Hemsworth (Spiderhead) is so sharply skilled at comedy that I feign to remember his previous existence as a dramatic actor. He’s still on the same sublime, charismatic yet blithely self-effacing vibe he was with Ragnarok. Portman (Annihilation) comes back after close to a decade for a clear reason to leave her mark on what had been an otherwise forgettable character and giving her a renewed sense of power and direction and agency. Bale (Ford v. Ferrari), as mentioned, is fantastic. I appreciate that his character isn’t physically huge and bulky. He looks quite the opposite, like he’s wasting away, like somebody slathered an ashy coat of paint from living-skeleton Bale after The Machinist (yes, also the obvious Voldermort comparison). He is relishing every teeth-stained syllable as a nightmare creature living from the shadows. The prologue with his character is heartbreaking and yet understated (and truth be told, having young children in my household, it hit me more personally), and I turned to my fiancé and said, “I’m supposed to not like this guy?” I wish the opening credits were then a montage of Gorr seeking and slaying wicked gods. Bale is playing his role like he’s definitely not in a Waititi movie about goofy screaming goats; he’s playing Gorr like a tragic hero of myth. This is why I would have been happy had the whole movie been told from his perspective. The new characters from Ragnarok suffer the most and become sidelined as “Others Along on the Quest.” For Korg, this is fine, but for Tessa Thompson’s Valkyrie, I mourn her absence. Also, both characters are definitively queer now, though Korg might be more a question, making Love and Thunder the gayest movie in the MCU, and just after Pride Month, so take that for what you will, folks.
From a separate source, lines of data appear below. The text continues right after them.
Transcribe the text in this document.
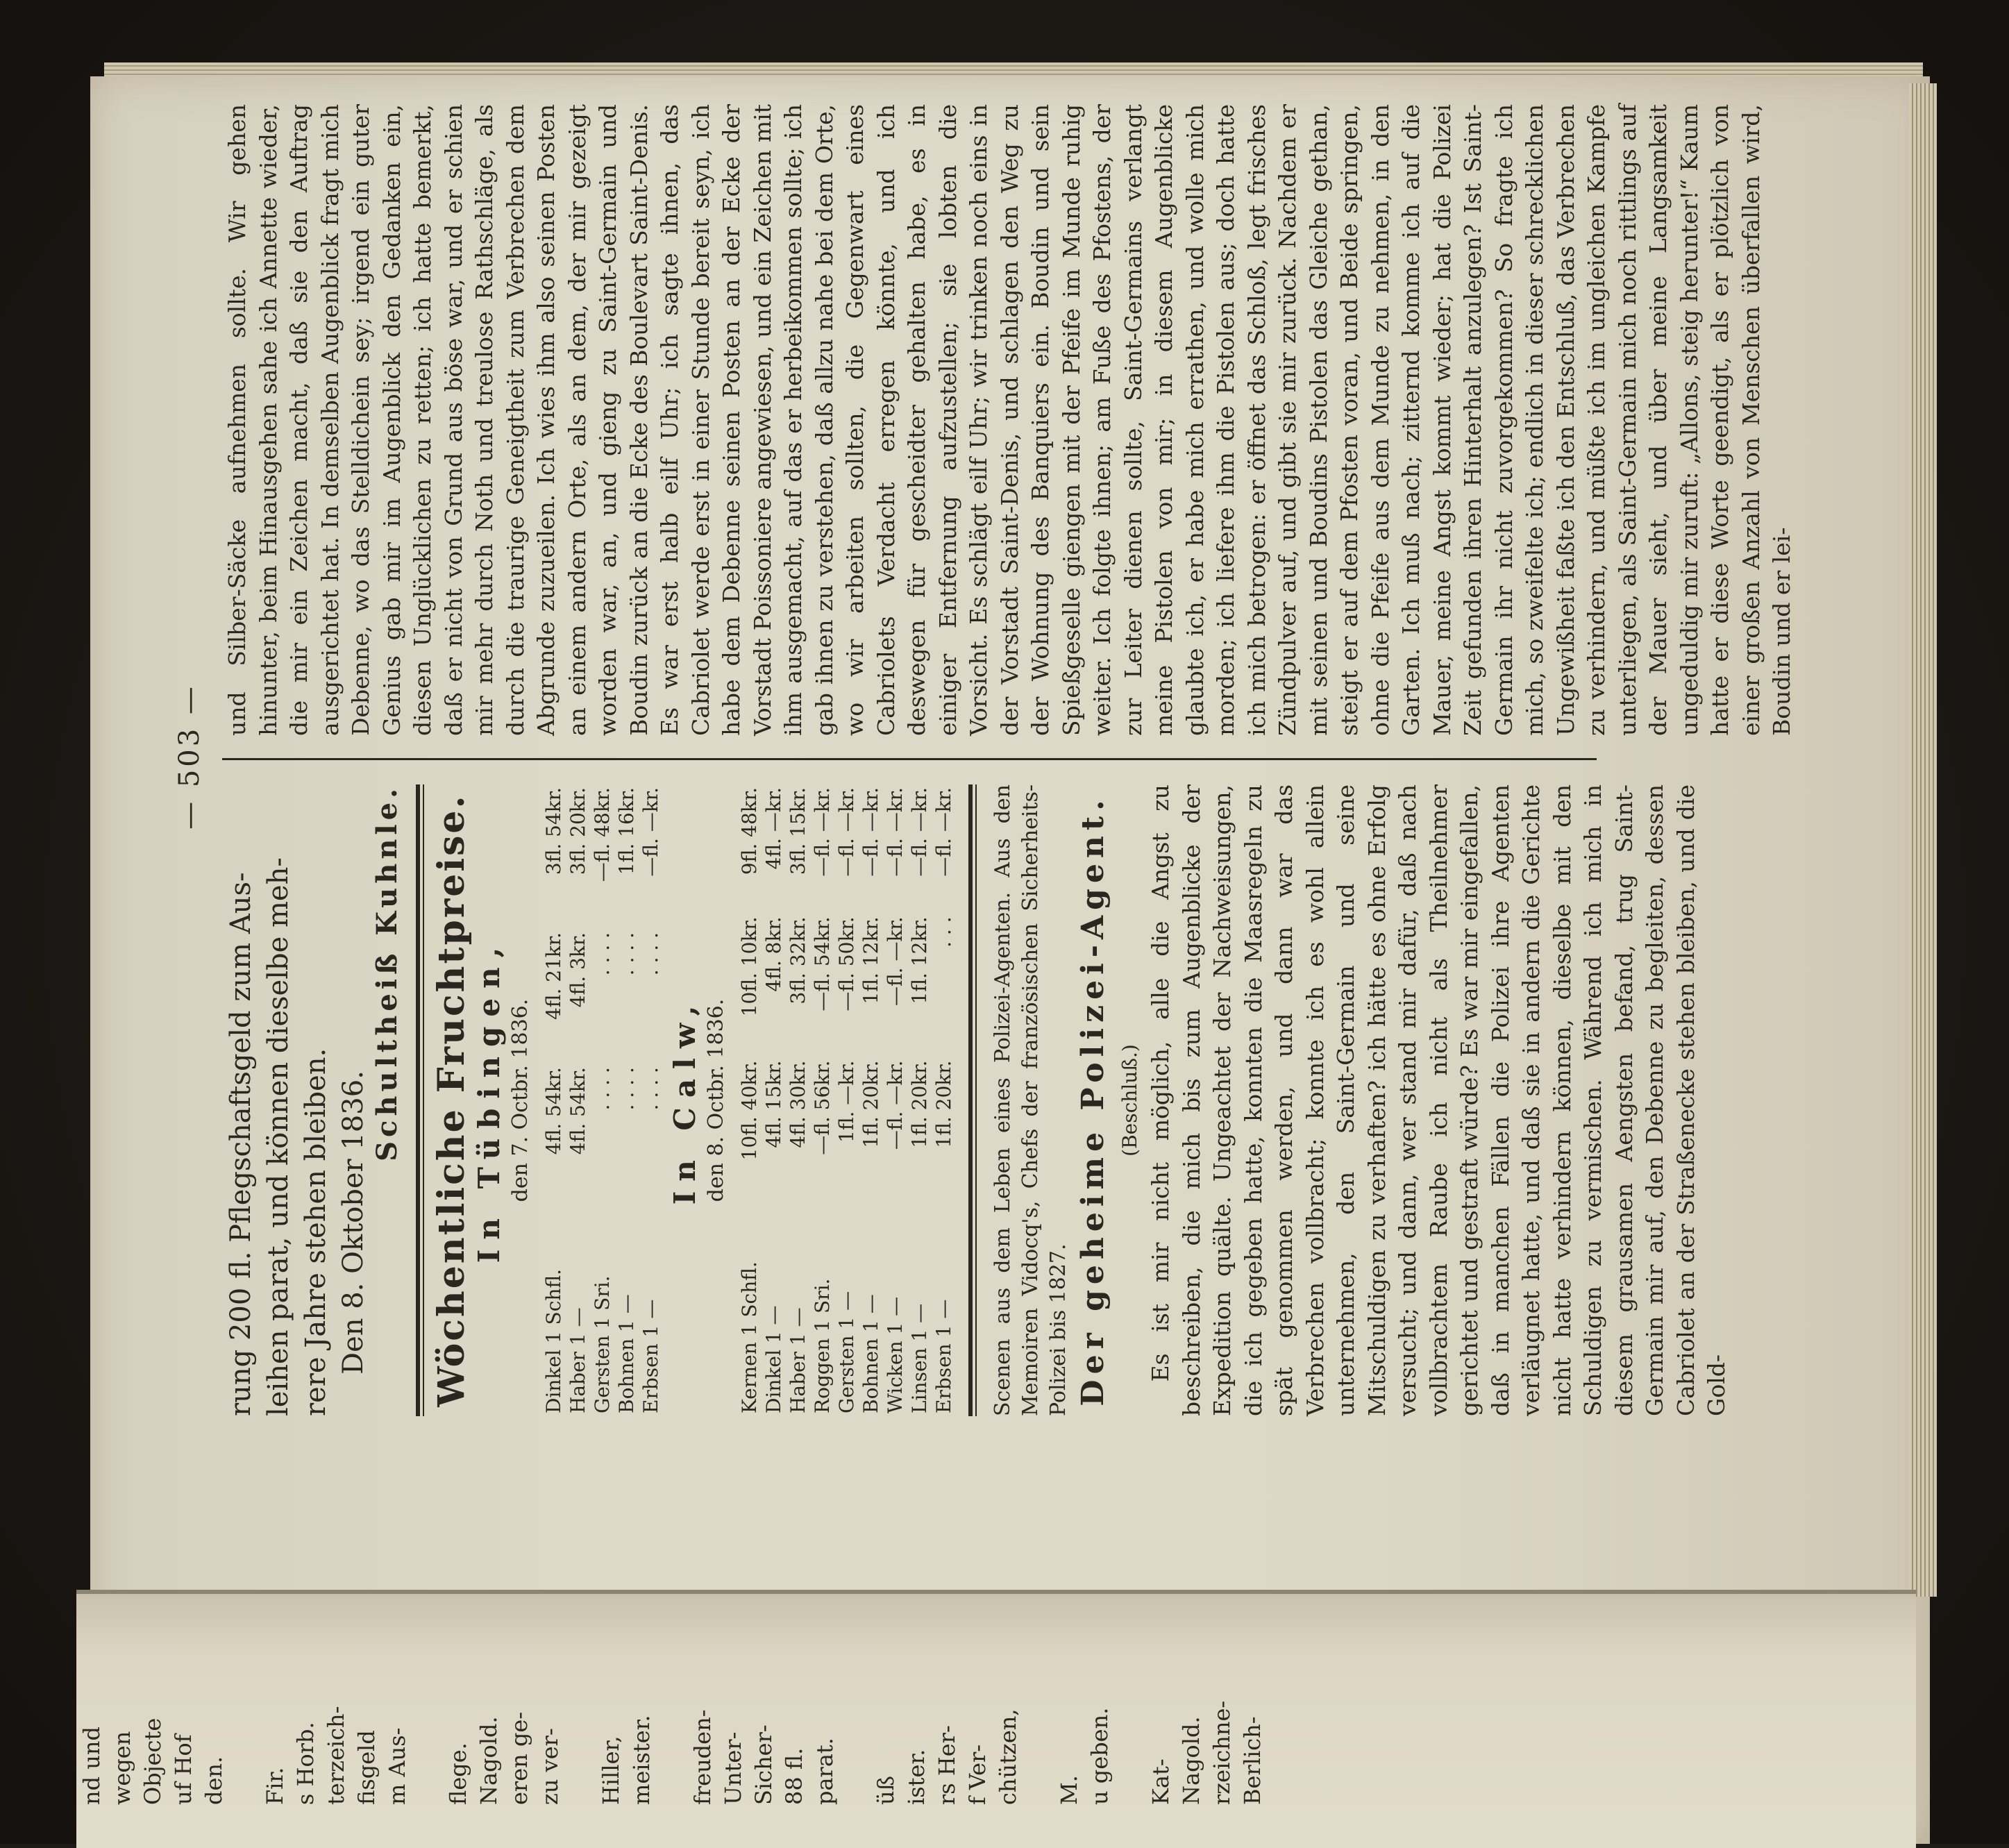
— 503 —

rung 200 fl. Pflegschaftsgeld zum Aus- leihen parat, und können dieselbe meh- rere Jahre stehen bleiben. Den 8. Oktober 1836.

Schultheiß Kuhnle. Wöchentliche Fruchtpreise. In Tübingen, den 7. Octbr. 1836.
Dinkel 1 Schfl.	4fl. 54kr.	4fl. 21kr.	3fl. 54kr.
Haber 1 —	4fl. 54kr.	4fl. 3kr.	3fl. 20kr.
Gersten 1 Sri.	. . . .	. . . .	—fl. 48kr.
Bohnen 1 —	. . . .	. . . .	1fl. 16kr.
Erbsen 1 —	. . . .	. . . .	—fl. —kr.
In Calw, den 8. Octbr. 1836.
Kernen 1 Schfl.	10fl. 40kr.	10fl. 10kr.	9fl. 48kr.
Dinkel 1 —	4fl. 15kr.	4fl. 8kr.	4fl. —kr.
Haber 1 —	4fl. 30kr.	3fl. 32kr.	3fl. 15kr.
Roggen 1 Sri.	—fl. 56kr.	—fl. 54kr.	—fl. —kr.
Gersten 1 —	1fl. —kr.	—fl. 50kr.	—fl. —kr.
Bohnen 1 —	1fl. 20kr.	1fl. 12kr.	—fl. —kr.
Wicken 1 —	—fl. —kr.	—fl. —kr.	—fl. —kr.
Linsen 1 —	1fl. 20kr.	1fl. 12kr.	—fl. —kr.
Erbsen 1 —	1fl. 20kr.	. . .	—fl. —kr. Scenen aus dem Leben eines Polizei-Agenten. Aus den Memoiren Vidocq's, Chefs der französischen Sicherheits-Polizei bis 1827. Der geheime Polizei-Agent. (Beschluß.) Es ist mir nicht möglich, alle die Angst zu beschreiben, die mich bis zum Augenblicke der Expedition quälte. Ungeachtet der Nachweisungen, die ich gegeben hatte, konnten die Maasregeln zu spät genommen werden, und dann war das Verbrechen vollbracht; konnte ich es wohl allein unternehmen, den Saint-Germain und seine Mitschuldigen zu verhaften? ich hätte es ohne Erfolg versucht; und dann, wer stand mir dafür, daß nach vollbrachtem Raube ich nicht als Theilnehmer gerichtet und gestraft würde? Es war mir eingefallen, daß in manchen Fällen die Polizei ihre Agenten verläugnet hatte, und daß sie in andern die Gerichte nicht hatte verhindern können, dieselbe mit den Schuldigen zu vermischen. Während ich mich in diesem grausamen Aengsten befand, trug Saint-Germain mir auf, den Debenne zu begleiten, dessen Cabriolet an der Straßenecke stehen bleiben, und die Gold-

und Silber-Säcke aufnehmen sollte. Wir gehen hinunter, beim Hinausgehen sahe ich Annette wieder, die mir ein Zeichen macht, daß sie den Auftrag ausgerichtet hat. In demselben Augenblick fragt mich Debenne, wo das Stelldichein sey; irgend ein guter Genius gab mir im Augenblick den Gedanken ein, diesen Unglücklichen zu retten; ich hatte bemerkt, daß er nicht von Grund aus böse war, und er schien mir mehr durch Noth und treulose Rathschläge, als durch die traurige Geneigtheit zum Verbrechen dem Abgrunde zuzueilen. Ich wies ihm also seinen Posten an einem andern Orte, als an dem, der mir gezeigt worden war, an, und gieng zu Saint-Germain und Boudin zurück an die Ecke des Boulevart Saint-Denis. Es war erst halb eilf Uhr; ich sagte ihnen, das Cabriolet werde erst in einer Stunde bereit seyn, ich habe dem Debenne seinen Posten an der Ecke der Vorstadt Poissoniere angewiesen, und ein Zeichen mit ihm ausgemacht, auf das er herbeikommen sollte; ich gab ihnen zu verstehen, daß allzu nahe bei dem Orte, wo wir arbeiten sollten, die Gegenwart eines Cabriolets Verdacht erregen könnte, und ich deswegen für gescheidter gehalten habe, es in einiger Entfernung aufzustellen; sie lobten die Vorsicht. Es schlägt eilf Uhr; wir trinken noch eins in der Vorstadt Saint-Denis, und schlagen den Weg zu der Wohnung des Banquiers ein. Boudin und sein Spießgeselle giengen mit der Pfeife im Munde ruhig weiter. Ich folgte ihnen; am Fuße des Pfostens, der zur Leiter dienen sollte, Saint-Germains verlangt meine Pistolen von mir; in diesem Augenblicke glaubte ich, er habe mich errathen, und wolle mich morden; ich liefere ihm die Pistolen aus; doch hatte ich mich betrogen: er öffnet das Schloß, legt frisches Zündpulver auf, und gibt sie mir zurück. Nachdem er mit seinen und Boudins Pistolen das Gleiche gethan, steigt er auf dem Pfosten voran, und Beide springen, ohne die Pfeife aus dem Munde zu nehmen, in den Garten. Ich muß nach; zitternd komme ich auf die Mauer, meine Angst kommt wieder; hat die Polizei Zeit gefunden ihren Hinterhalt anzulegen? Ist Saint-Germain ihr nicht zuvorgekommen? So fragte ich mich, so zweifelte ich; endlich in dieser schrecklichen Ungewißheit faßte ich den Entschluß, das Verbrechen zu verhindern, und müßte ich im ungleichen Kampfe unterliegen, als Saint-Germain mich noch rittlings auf der Mauer sieht, und über meine Langsamkeit ungeduldig mir zuruft: „Allons, steig herunter!“ Kaum hatte er diese Worte geendigt, als er plötzlich von einer großen Anzahl von Menschen überfallen wird, Boudin und er lei-

nd und wegen Objecte uf Hof den. Fir. s Horb. terzeich- fisgeld m Aus- flege. Nagold. eren ge- zu ver- Hiller, meister. freuden- Unter- Sicher- 88 fl. parat. üß ister. rs Her- f Ver- chützen, M. u geben. Kat- Nagold. rzeichne- Berlich-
As a fun matinee, Love and Thunder will amuse and brighten, even if its comedy highs don’t quite hit as high this time under the burden of franchise expectations. Love and Thunder is a movie that will be best known for Portman and Bale, both of whom elevate the scattershot material with their dedication and professionalism. It might even be known for Crowe’s hammy scene-stealing, or the super-powered cadre of cute kiddos, or even the screaming goats. It’s a movie more of moments and ideas, too many underdeveloped or lacking the gravitas they deserve, especially concerning Jane and Gorr. I feel like a grump bemoaning that the big superhero movie should have more time spent on a woman contemplating her own existential demise as well as man’s relationship and fealty to our gods. Still, it’s Waititi doing his signature brand of quirk with $200 million of house money from Disney. Thor: Love and Thunder is a lesson in diminished returns but when you have Ragnarok as your starting point, it’s at least guaranteed to still be worth your two hours once and deliver some chuckles and smiles.